Validates the schema against an existing Pandas dataframe.

If returned True, the schema is valid for the given Pandas dataframe and can be used to access its data. Otherwise, the schema is not valid and will or may lead to errors when accessing its data.

:param df: The Pandas dataframe to validate the schema against.

:return: Returns True if the schema is valid for the given Pandas dataframe, otherwise False.

infer_schema(exclude=None)

Infers a multidimensional schema from the Pandas dataframe of the Schema or another Pandas dataframe by analyzing the columns of the table and their contents.

This process can be time-consuming for large tables. For such cases, it is recommended to infer the schema only from a sample of the records by setting parameter 'sample_records' to True. By default, the schema is inferred from and validated against all records.

The inference process tries to identify the dimensions and their hierarchies of the cube as well as the measures of the cube. If no schema cannot be inferred, an exception is raised.
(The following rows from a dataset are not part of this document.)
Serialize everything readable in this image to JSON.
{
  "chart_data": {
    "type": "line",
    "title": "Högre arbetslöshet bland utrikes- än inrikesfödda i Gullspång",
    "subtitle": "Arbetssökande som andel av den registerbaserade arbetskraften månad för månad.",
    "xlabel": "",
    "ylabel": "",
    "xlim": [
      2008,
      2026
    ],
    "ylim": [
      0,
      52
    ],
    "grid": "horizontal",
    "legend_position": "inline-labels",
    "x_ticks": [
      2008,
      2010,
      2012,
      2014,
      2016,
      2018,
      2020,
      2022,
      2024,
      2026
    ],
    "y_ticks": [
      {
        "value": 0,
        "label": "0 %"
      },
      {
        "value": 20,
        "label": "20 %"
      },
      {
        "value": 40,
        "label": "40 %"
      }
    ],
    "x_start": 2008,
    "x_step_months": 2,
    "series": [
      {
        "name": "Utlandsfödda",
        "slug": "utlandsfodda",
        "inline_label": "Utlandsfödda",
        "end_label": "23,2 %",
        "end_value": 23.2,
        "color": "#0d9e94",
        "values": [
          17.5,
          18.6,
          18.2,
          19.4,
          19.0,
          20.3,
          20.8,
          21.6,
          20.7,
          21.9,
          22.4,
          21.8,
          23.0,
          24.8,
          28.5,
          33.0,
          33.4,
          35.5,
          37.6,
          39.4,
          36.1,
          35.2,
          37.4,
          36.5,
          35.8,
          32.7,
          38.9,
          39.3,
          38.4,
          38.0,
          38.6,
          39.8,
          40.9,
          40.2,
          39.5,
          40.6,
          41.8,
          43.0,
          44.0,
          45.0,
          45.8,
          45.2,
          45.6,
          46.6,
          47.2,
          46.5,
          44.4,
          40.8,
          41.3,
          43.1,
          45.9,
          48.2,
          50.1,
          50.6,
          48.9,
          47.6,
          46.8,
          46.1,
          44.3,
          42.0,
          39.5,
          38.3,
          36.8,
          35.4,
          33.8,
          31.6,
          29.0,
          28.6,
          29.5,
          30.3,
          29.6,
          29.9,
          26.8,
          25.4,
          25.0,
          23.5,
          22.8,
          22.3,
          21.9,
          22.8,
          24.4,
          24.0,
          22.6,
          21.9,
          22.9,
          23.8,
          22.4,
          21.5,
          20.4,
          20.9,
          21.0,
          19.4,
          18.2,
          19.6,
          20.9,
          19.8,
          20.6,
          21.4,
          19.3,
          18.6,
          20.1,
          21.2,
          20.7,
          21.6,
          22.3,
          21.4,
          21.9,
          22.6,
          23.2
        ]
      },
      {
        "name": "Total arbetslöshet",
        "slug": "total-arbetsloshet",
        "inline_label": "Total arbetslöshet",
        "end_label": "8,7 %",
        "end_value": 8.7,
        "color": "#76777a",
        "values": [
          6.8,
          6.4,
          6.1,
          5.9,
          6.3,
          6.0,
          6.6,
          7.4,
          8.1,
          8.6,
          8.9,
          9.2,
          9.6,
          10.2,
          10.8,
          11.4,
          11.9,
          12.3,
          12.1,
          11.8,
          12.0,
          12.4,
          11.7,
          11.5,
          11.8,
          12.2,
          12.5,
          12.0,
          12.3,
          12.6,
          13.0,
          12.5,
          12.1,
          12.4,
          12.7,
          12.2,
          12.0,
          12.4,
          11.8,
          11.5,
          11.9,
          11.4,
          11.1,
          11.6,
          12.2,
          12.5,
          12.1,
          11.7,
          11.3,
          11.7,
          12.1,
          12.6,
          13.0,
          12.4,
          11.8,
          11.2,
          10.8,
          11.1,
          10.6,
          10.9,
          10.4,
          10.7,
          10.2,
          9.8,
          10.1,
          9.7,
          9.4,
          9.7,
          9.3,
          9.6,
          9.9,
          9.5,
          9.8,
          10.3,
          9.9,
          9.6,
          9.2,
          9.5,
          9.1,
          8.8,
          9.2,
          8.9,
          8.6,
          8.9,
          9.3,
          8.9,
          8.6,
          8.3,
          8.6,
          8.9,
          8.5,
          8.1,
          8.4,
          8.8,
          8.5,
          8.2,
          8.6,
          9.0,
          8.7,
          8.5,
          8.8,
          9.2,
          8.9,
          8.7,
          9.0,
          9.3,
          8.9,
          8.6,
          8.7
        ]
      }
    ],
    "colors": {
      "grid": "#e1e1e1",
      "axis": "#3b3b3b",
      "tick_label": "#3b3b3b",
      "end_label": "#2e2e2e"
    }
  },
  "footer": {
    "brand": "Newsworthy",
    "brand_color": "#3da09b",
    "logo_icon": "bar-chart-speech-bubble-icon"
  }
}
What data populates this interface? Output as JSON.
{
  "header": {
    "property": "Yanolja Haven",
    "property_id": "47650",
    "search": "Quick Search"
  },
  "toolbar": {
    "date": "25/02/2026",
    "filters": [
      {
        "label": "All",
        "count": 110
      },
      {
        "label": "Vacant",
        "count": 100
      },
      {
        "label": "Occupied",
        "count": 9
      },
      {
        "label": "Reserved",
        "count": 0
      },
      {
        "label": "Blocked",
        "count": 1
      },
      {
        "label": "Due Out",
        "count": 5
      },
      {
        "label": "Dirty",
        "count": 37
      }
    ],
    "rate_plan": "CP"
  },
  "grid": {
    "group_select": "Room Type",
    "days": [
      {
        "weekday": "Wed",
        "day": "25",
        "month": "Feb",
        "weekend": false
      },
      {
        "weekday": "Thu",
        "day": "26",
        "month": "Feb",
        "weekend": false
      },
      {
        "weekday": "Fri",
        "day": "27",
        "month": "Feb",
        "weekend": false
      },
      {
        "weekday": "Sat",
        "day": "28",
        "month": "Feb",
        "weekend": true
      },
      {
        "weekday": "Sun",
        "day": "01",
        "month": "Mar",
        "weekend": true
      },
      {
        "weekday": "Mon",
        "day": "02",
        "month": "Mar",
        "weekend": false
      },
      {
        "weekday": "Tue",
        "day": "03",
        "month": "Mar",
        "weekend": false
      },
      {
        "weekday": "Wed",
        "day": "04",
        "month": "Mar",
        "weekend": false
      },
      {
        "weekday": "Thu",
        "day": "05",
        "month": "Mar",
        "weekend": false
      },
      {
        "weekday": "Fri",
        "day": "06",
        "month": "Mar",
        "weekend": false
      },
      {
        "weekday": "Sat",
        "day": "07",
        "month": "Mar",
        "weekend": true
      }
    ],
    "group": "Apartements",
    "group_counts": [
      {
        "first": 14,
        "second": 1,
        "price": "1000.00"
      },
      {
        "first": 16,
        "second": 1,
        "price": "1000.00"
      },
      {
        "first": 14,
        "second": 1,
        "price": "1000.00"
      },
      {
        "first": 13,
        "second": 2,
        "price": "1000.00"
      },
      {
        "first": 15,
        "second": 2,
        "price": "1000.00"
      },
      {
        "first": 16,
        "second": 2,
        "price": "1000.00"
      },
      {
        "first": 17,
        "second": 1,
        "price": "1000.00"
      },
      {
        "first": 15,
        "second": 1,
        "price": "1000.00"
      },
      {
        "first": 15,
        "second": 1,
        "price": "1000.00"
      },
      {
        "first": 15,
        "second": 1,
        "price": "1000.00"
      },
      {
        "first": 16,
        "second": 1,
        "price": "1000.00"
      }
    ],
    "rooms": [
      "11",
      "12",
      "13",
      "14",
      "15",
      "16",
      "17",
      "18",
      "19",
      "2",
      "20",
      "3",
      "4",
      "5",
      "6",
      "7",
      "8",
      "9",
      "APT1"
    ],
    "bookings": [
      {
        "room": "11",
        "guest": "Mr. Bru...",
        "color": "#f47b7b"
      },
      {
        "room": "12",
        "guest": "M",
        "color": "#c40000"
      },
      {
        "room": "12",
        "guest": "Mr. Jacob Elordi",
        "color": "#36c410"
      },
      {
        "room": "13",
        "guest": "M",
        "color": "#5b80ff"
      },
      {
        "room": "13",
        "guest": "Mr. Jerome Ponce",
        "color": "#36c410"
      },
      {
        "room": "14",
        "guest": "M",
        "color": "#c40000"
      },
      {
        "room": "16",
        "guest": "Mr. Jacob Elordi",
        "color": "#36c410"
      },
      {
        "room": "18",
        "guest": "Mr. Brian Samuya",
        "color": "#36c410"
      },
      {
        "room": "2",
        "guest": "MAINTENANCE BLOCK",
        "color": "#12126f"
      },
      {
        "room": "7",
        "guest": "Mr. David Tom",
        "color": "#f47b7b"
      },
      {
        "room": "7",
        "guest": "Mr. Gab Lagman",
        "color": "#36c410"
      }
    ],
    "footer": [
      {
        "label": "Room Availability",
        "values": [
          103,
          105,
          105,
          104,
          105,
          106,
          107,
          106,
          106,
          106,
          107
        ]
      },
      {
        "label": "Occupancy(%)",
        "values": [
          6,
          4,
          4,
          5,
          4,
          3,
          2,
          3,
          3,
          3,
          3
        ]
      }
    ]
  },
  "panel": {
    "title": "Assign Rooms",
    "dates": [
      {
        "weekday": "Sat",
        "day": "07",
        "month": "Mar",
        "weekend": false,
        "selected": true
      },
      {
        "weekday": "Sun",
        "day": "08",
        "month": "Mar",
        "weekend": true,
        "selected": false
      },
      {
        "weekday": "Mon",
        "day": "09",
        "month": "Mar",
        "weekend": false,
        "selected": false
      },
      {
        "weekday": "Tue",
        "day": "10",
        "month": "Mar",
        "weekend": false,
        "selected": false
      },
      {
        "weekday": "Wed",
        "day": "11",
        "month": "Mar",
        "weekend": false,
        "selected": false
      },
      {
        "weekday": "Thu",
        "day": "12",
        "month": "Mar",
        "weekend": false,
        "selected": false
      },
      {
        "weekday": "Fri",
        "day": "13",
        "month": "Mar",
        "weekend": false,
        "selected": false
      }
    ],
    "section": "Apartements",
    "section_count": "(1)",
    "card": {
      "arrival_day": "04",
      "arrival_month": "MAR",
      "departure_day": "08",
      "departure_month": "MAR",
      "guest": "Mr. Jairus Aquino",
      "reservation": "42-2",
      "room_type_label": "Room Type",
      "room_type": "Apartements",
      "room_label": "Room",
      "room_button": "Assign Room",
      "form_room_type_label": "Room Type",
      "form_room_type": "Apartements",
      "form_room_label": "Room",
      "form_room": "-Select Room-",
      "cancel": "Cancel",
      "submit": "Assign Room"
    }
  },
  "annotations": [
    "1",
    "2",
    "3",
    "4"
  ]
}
By default, string, datetime and boolean columns are assumed to be measure columns and numerical columns are assumed to be measures for cube computations. By default, all columns of the Pandas dataframe will be used to infer the schema. However, a subset of columns can be specified to infer the schema from. The subset needs to contain at least two columns, one for a single dimensions and one for a single measures.

For more complex tables it is possible or even likely that the resulting schema does not match your expectations or requirements. For such cases, you will need to build your schema manually. Please refer the documentation for further details on how to build a schema manually.

:param exclude: (optional) a list of either column names or ordinal column ids to exclude when inferring the schema.

:return: Returns the inferred schema.

from_dict(dictionary) classmethod

Creates a new schema from a dictionary containing schema information for a Cube. Please refer to the documentation for further details on valid schema definitions.

:param dictionary: The dictionary containing the schema information. :return: Returns a new schema object. :exception: Raises an exception if the schema information is not valid or incomplete.

from_json(json_string) classmethod

Creates a new schema from a json string containing schema information for a Cube. If the json string is not valid and does refer to a file that contains a valid schema in json format, an exception is raised. Please refer to the documentation for further details on valid schema definitions.

:param json_string: The json string containing the schema information. :return: Returns a new schema object. :exception: Raises an exception if the schema information is not valid or incomplete.

to_dict()

Converts the schema into a dictionary containing schema information for an Cube.

:return: Returns a dictionary containing the schema information.

to_json()

Converts the schema into a dictionary containing schema information for an Cube.

:return: Returns a dictionary containing the schema information.

save_as_json(file_name)

Saves the schema as a json file.

:param file_name: The name of the file to save the schema to.

__len__()

Returns the number of dimensions of the schema.